The tale carries obvious motifs that are relevant to the disability experience. Many of us have risen from exclusion to success and celebration when others in power recognized the gifts that we bring, not just despite our differences, but because of them.
However, I’ve recently seen a critique of Rudolph’s tale that is worth considering. To some disability justice advocates, Rudolph was only successful because he was productive. His red nose provided the team with an advantage in efficiently delivering presents. If Rudolph had carried some other visible difference that did not advantage the team, would he still have received love and appreciation from the other reindeer? What if it hadn’t been a foggy night and the shine of his nose had not been necessary to advance the team’s mission?
When we talk about inclusion, we often focus on workplace inclusion. We like to extol the benefits of hiring employees with disabilities, who despite appearances, end up being loyal, dependable, highly generative employees with special gifts for problem-solving and morale-building. It can be tempting to focus our attentions on the “super-disabled” athletes or high academic performers who shatter our expectations for what disability is about. But in the midst of this, the “average” disabled person can be overlooked. We might unintentionally devalue the life of the disabled person who cannot hold a conventional job, or one who doesn’t appear to be overcoming their disability hard enough. Everyone brings something good to the table, whether or not that thing is valued in our capitalistic system.

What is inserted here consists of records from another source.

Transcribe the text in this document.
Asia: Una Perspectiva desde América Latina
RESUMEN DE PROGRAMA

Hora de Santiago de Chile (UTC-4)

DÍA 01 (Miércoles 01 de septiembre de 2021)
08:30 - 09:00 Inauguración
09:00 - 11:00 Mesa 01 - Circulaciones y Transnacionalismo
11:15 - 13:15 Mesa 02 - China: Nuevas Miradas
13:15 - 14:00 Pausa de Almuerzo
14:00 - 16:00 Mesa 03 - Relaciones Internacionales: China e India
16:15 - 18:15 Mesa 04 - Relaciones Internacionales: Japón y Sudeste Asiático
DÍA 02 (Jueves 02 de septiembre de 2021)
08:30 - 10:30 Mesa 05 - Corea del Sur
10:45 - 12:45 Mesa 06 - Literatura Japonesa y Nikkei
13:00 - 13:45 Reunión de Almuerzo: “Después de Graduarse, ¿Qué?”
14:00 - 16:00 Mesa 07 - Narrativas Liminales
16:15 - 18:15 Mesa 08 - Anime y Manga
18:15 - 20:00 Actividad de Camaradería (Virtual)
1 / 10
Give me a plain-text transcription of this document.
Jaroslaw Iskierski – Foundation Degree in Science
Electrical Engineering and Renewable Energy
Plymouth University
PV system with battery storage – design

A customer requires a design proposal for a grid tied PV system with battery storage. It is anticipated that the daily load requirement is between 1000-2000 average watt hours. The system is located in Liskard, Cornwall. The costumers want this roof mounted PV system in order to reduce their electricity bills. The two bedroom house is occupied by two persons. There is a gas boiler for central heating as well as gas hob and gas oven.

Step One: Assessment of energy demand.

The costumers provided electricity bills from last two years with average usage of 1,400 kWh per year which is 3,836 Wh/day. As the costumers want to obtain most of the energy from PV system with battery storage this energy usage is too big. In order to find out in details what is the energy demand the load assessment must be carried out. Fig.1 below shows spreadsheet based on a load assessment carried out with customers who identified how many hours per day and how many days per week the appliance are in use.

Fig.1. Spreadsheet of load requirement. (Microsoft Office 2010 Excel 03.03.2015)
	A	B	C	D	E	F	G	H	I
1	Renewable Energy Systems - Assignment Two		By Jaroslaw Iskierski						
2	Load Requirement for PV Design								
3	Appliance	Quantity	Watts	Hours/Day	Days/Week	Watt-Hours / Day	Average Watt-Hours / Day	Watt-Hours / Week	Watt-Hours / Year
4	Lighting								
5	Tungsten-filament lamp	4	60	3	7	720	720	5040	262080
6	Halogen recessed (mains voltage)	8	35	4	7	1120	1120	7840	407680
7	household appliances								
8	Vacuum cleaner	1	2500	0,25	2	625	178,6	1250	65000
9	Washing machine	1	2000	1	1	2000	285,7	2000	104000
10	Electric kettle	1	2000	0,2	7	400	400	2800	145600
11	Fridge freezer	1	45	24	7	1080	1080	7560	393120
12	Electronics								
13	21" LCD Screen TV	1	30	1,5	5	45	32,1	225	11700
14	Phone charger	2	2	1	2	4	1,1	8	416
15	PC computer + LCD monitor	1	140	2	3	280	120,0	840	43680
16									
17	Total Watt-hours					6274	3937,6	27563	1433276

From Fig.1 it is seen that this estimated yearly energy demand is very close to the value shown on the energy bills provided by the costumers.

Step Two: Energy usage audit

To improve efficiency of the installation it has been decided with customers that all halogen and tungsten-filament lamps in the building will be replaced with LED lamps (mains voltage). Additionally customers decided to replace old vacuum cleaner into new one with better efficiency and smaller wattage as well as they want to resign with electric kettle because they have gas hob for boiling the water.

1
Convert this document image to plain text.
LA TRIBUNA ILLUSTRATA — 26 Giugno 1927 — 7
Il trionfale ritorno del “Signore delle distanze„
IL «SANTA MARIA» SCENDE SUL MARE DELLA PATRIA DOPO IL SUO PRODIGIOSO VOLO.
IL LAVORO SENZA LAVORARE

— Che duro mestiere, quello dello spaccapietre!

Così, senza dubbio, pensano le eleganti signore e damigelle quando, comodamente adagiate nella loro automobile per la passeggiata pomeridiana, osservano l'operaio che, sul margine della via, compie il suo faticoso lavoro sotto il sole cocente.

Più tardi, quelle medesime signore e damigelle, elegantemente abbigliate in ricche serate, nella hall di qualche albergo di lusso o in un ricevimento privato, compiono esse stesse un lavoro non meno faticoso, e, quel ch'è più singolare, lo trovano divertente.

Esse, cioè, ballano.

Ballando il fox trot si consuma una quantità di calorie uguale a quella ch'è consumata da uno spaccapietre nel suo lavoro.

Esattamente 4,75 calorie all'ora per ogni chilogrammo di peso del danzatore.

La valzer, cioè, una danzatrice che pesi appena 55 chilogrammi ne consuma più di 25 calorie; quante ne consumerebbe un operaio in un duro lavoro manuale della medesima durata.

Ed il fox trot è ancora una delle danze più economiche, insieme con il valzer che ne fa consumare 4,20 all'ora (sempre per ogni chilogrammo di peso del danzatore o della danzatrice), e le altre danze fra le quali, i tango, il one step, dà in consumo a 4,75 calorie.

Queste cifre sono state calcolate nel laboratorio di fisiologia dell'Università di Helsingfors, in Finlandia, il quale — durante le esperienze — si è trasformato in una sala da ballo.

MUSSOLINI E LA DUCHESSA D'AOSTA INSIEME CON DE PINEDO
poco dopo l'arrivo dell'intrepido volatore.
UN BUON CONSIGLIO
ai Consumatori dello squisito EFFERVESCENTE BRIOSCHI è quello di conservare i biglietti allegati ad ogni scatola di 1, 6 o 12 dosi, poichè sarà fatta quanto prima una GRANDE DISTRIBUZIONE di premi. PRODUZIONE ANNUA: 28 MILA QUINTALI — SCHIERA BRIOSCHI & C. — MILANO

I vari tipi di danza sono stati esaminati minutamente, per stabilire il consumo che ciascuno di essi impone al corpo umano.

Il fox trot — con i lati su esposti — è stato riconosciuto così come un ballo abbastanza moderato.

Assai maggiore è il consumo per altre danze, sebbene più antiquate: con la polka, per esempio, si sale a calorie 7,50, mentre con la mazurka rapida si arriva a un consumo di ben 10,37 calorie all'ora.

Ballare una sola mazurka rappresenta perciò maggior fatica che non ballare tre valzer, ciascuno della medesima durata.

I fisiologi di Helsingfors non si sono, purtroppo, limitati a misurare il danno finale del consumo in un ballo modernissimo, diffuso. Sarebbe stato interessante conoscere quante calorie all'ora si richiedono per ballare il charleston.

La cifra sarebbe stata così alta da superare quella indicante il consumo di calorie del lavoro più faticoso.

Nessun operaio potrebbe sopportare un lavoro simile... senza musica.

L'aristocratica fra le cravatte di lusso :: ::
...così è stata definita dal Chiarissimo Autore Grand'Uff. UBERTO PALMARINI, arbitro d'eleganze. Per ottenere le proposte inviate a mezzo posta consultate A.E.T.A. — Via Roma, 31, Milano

During this most unusual holiday season, let’s consider how we can truly appreciate every person we encounter, regardless of what we think they will be able to contribute in the conventional sense. Let us strive toward a world where all human beings are equally valued, not despite our differences but because of them. Best wishes for a warm, peaceful holiday season and a joyful transition into 2021.
2 thoughts on “Rudolph: A Tale of Disability Justice, or Oppression?”
Thanks so much Arielle for this wonderful teaching ; and such a good reminder of celebrating our differences. Happy early Birthday and all the best in 2021 love judi
If we limit ourselves to *obvious* benefits, we always already capture ourselves in an economic rationality commonly called “neoliberalism.” At present, neoliberalism is panned in communities associating with some sort of critical thought, so critically-minded folks end up dismissing anything associated with it.
Perhaps it _should be_ obvious, but not everything beneficial is in the first place obvious. Slowing ourselves down and considering the value of diverse experiences, different forms and shapes, unique expressions, and on and on, gives us a chance for that.
Here’s a neat example. The artistic style of impressionism was absolutely dismissed in the elite 19th century art world. Those who took the time to consider what it offered and what it freed-up for artists ended up changing the art world. Now, impressionism is considered the foundation of any progressive art form.
I have learned so much by listening to and watching how individuals with disabilities go about everyday things. The world is different for me after taking the time to learn new ways of sensing and responding to the world.